Catastrophes lift Johns Lyng earnings outlook
Building services provider Johns Lyng Group says its full-year result will be stronger than expected following the Sydney hailstorm and Townsville flooding.
“Two major non-forecast catastrophic events, in NSW and in north Queensland, have added, and will continue to add, to our volumes, primarily in the second half,” CEO Scott Didier said.
“While it is too early to predict the full extent of those volumes, we have to date recorded unprecedented job registrations from these events.”
Sales are expected to top previous expectations by about 4% while operating earnings before interest, tax, depreciation and amortisation are expected to outperform by 8% to reach $19.9 million.
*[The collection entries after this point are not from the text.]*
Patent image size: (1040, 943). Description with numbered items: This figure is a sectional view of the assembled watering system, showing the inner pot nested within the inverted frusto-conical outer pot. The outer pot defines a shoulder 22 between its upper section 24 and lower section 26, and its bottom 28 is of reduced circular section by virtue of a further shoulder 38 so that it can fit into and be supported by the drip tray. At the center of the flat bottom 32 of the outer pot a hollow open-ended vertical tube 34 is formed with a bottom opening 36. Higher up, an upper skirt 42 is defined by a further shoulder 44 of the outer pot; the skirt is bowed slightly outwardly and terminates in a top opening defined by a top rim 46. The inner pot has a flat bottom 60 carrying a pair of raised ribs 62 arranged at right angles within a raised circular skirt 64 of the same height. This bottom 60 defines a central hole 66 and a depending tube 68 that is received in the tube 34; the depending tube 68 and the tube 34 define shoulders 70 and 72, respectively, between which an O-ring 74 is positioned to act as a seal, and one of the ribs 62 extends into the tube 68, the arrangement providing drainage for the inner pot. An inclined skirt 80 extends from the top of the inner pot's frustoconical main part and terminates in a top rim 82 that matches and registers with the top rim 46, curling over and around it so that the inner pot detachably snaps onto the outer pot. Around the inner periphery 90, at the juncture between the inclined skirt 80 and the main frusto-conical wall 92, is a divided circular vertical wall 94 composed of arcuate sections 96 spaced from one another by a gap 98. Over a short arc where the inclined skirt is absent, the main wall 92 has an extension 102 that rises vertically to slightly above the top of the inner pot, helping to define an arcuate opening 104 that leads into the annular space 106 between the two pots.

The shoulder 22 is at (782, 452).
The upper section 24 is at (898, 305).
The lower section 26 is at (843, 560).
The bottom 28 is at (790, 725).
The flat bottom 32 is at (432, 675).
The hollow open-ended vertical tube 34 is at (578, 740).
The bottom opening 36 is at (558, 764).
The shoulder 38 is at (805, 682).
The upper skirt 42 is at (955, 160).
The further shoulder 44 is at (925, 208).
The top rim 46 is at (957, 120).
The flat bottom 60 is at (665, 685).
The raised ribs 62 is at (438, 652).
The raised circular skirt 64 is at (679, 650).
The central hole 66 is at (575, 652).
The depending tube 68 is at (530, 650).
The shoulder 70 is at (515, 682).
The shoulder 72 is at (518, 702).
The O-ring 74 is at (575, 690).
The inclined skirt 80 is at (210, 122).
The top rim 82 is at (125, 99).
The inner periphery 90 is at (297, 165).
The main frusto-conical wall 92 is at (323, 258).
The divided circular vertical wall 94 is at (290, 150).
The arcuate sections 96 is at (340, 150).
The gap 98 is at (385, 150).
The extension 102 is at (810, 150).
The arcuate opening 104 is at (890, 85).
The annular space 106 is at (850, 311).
The forecast includes early claims activity from the hailstorm, but excludes Townsville because it is too early to quantify the impact.
Johns Lyng net profit grew 14.3% to $7.9 million in the first half, while total sales increased 3.3% to $152.6 million.
The company says its growth was supported by new contracts, including with strata insurer CHU, Crawford and Suncorp.
The group opened its first Tasmanian office in November and bought a controlling stake in Dressed For Sale, a residential property staging and styling business.
The fragmented insurance building and restoration market offers consolidation opportunities, while the wider market is growing due to several key drivers, it says.
“We know extreme weather events are becoming more frequent and, with population growth in coastal regions on the increase, we are well positioned to respond to them,” Mr Didier said.